Thursday, May 12, 2016

Disability and technological change

The end of blind culture Source: imgur

That technology changes and sometimes destroys culture and social value is an ancient and morally-complicated fact. For contemporary subcultures oriented around specific physical disabilities, it's especially complex. Take this recent article about a new sign language tool, provocatively titled, Deaf People Don't Need New Communication Tools - Everyone Else Does.

The author makes some excellent points about the value of deaf culture, cognitive diversity, and ways that physical disability interacts with institutions to magnify injustice. We would do well to grok these lessons, and I can only imagine how certain innovations might be understood as implicit attacks on the dignity of deaf culture.

The elephant in the room, however, is not new communications technology but rather new technology that seeks to cure deafness altogether. Perhaps it's possible to be critical of the former and wildly supportive of the latter, but I'm generally wary of anti-technology stances that are mainly focused on culture, which is highly adaptive.


Physical disabilities are bad

Disability and reduced physical capacity are huge sources of injustice today.

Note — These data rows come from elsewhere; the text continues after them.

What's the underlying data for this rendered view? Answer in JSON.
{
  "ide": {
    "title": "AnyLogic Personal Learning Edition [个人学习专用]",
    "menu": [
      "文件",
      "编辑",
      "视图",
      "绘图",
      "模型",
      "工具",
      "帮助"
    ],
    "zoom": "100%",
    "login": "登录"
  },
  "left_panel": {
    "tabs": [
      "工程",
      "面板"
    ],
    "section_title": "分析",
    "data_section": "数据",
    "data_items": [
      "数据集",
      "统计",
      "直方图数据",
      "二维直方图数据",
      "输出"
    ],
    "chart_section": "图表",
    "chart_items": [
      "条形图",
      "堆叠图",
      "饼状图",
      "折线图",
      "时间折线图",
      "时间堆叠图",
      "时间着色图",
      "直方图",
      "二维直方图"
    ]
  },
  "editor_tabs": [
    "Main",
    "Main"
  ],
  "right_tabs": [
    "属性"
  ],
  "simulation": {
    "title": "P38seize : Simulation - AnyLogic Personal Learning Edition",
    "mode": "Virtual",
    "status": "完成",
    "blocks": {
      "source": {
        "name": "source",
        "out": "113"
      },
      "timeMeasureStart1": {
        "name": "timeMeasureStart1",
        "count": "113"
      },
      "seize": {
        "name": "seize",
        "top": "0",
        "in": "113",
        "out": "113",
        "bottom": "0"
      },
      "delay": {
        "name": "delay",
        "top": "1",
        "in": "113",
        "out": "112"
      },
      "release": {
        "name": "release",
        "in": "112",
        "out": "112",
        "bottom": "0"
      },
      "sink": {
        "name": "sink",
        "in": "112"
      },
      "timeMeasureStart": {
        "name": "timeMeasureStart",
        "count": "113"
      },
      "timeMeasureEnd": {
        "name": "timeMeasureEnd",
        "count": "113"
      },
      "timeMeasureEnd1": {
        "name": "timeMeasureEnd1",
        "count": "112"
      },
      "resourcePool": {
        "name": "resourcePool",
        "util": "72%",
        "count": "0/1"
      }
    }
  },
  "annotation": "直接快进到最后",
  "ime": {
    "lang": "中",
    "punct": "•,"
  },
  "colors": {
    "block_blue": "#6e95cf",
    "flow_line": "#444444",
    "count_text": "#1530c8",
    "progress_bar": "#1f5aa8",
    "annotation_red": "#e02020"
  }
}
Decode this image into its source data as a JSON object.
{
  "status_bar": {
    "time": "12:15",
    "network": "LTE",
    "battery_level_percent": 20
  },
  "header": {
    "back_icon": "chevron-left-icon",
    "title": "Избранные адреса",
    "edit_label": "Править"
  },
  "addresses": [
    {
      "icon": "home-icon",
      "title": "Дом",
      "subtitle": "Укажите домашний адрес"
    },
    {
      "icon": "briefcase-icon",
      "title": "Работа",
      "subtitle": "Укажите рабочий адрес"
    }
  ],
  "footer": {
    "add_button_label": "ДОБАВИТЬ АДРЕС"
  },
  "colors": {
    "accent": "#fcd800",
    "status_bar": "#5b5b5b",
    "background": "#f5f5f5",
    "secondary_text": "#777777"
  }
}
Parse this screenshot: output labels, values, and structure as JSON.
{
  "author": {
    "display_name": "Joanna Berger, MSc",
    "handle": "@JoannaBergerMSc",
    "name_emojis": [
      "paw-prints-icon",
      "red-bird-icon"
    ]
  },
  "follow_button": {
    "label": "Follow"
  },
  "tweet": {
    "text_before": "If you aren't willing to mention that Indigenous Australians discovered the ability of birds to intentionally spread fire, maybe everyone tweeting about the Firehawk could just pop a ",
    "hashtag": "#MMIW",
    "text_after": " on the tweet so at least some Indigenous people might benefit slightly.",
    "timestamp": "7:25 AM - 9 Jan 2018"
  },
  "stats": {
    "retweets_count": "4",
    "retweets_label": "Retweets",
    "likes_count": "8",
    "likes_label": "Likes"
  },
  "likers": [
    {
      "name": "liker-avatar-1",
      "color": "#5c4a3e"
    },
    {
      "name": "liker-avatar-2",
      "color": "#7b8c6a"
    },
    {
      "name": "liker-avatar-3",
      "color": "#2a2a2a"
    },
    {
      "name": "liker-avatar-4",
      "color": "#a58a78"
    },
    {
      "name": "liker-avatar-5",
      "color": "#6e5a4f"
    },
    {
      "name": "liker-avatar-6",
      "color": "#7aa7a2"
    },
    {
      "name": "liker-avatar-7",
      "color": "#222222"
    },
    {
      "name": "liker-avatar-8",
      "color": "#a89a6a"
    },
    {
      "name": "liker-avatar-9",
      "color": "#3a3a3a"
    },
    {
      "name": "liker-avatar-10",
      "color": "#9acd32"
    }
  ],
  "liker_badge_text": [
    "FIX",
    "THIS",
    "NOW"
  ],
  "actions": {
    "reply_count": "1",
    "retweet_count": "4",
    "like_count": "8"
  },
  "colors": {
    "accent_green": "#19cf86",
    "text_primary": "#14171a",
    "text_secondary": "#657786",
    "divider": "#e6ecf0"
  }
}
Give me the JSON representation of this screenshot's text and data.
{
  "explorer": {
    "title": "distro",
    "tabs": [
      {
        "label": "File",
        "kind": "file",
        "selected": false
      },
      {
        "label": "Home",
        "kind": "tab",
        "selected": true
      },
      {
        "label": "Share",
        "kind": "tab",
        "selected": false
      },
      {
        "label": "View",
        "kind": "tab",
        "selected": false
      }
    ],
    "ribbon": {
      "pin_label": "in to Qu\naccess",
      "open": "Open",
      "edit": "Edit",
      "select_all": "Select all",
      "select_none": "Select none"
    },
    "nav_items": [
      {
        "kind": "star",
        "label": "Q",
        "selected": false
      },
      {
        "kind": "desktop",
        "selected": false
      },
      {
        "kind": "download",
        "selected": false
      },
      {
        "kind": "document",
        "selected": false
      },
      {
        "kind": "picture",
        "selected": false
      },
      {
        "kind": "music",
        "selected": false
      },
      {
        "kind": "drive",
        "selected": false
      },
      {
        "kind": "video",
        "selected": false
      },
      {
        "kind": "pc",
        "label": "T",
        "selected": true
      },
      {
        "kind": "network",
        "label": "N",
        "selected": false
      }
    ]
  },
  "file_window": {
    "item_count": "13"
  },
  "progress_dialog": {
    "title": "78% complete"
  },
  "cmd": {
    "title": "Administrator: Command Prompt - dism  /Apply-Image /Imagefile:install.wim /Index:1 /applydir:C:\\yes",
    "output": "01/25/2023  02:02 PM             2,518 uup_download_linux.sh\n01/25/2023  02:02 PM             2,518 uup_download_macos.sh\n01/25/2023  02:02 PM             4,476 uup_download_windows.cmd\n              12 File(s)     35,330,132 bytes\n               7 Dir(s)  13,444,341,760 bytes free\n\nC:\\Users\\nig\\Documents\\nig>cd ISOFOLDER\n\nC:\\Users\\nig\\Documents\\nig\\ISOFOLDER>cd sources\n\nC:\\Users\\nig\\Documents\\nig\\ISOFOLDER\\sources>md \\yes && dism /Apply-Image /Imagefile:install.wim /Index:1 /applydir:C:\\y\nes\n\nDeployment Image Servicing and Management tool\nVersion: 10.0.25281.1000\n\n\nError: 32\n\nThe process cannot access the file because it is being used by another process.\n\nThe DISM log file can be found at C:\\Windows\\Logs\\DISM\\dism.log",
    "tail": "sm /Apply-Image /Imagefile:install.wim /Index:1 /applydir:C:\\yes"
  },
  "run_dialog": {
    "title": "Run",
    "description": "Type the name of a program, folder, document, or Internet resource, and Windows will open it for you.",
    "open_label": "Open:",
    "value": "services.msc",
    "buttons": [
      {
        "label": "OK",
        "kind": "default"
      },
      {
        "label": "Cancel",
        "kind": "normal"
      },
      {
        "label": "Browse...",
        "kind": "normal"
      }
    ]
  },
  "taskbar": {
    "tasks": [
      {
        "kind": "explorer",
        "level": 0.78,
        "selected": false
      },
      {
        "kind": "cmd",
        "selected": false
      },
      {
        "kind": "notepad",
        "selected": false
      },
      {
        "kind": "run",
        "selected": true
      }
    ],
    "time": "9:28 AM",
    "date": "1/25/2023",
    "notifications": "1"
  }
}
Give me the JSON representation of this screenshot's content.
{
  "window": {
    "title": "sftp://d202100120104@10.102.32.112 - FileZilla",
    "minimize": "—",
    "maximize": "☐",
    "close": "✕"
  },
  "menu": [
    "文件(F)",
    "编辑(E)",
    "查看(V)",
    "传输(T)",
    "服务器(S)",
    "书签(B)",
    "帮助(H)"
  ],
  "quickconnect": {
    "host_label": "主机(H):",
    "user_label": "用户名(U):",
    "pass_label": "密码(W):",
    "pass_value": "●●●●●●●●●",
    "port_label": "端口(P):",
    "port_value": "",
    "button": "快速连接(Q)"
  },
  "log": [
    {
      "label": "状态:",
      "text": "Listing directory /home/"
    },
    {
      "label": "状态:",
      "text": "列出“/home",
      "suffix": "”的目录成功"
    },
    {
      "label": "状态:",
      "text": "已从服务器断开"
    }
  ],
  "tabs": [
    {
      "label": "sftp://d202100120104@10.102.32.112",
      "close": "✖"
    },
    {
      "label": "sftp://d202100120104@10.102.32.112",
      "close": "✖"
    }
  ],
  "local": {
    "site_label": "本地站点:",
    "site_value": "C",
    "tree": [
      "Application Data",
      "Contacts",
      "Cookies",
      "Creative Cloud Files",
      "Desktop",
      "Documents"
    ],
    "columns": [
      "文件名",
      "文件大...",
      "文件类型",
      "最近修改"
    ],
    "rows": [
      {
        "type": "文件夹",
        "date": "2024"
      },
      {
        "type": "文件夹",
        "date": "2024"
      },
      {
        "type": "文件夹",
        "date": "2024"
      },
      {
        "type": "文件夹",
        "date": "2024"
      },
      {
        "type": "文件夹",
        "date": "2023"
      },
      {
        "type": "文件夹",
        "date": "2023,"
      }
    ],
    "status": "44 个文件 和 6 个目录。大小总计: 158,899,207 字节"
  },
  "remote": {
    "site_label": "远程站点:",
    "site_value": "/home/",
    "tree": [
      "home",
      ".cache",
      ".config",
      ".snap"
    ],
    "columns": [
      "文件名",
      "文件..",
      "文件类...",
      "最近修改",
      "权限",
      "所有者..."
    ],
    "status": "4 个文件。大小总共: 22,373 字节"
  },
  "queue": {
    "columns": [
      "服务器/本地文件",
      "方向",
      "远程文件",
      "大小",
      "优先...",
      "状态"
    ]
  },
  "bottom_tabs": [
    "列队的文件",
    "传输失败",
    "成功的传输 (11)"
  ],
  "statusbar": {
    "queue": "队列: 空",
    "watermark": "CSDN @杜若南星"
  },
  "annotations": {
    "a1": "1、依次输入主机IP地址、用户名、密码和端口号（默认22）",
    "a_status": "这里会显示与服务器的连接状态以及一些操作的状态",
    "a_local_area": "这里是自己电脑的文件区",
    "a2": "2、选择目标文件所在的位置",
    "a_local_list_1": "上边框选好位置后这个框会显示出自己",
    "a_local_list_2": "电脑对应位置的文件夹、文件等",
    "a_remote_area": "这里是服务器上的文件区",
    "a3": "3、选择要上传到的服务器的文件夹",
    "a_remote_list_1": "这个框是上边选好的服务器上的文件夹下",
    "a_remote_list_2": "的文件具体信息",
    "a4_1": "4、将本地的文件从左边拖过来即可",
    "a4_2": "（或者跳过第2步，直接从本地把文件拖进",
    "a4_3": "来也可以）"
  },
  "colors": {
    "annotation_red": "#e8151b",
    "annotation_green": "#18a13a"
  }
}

Medical and transhumanist technologies have transformed the world, and the ongoing human liberation from the harshness of biology is truly a glorious thing. I suspect that for most deaf people (especially those living in poor countries), a medical cure or cheap compensating technology would be highly desirable. Less so for others, whose access to social capital, education, technology, and general economic opportunity provides an acceptable set of capabilities.

While there might sometimes be pragmatic reasons to preserve dying cultures or languages, the world will be a better place when we are able to cure deafness, blindness, cancer, heart disease, alzheimer's. The human cost of deafness is significant enough to make its disappearance (or near-disappearance) via technology a worthy goal, despite the loss of some cultural and cognitive value. We shouldn't forget that technology also enables new cultural value to emerge.

The end of bald culture
Source: LinkedIn
The creator of Star Trek, Gene Roddenberry, was once asked about casting Patrick Stewart as captain, noting that "surely by the 24th century, they would have found a cure for male pattern baldness." Roddenberry replied, "No, by the 24th century, no one will care." This is a perfect response because it highlights how ridiculous and unjust our current social biases are towards a trivial physical disability. Also instructive, however, is Star Trek's treatment of LeVar Burton's blind character, Geordi La Forge. In this case, a significant disability is overcome via his visor, and steps are taken to emphasize his performance equality compared to sighted crewmembers.

In Picard's case, disability is nullified via cultural change. For La Forge, by technology. The difference is that blindness, unlike baldness, is a significant physical limitation on capability.


What's the best way to destroy a subculture?

The process of shrinking--and probably eventually destroying--deaf culture while maintaining its status and dignity will be difficult. Developing a cheap and accessible cure will probably be a slow, incremental process, allowing some time for cultural adaptation. Perhaps some will rationally eschew potential treatments, out of a desire to maintain deaf culture and their place in it. Indeed, a few parents have already sought to intentionally cause deafness in their children for this explicit purpose. Perhaps we'll all communicate telepathically via brain implants before too long, so it won't really matter.

Regardless, I'm drawn to this example because it illustrates the ongoing difficulty of publicly establishing technology and scientific research as tools of social justice. It's easy and fun to make contrarian points about individual technologies and how they might play out culturally and morally. But too often these critiques miss the forest for the trees, and fail to adequately support a broadly pro-innovation, pro-science, pro-technology mindset.

All cultural and social arrangements have value, and technological change destroys some of it. But pointing this out isn't enough. The mere existence of cultural value isn't sufficient to warrant its preservation--many other things matter, not least health and physical integrity. Maintaining a strong default bias towards allowing and encouraging new technology and research is crucial to keeping humanity on the right track.

In a future blog post I'll describe why I think the concept of transhumanism can help clarify many current identity-based social justice movements, including disability and transgender rights.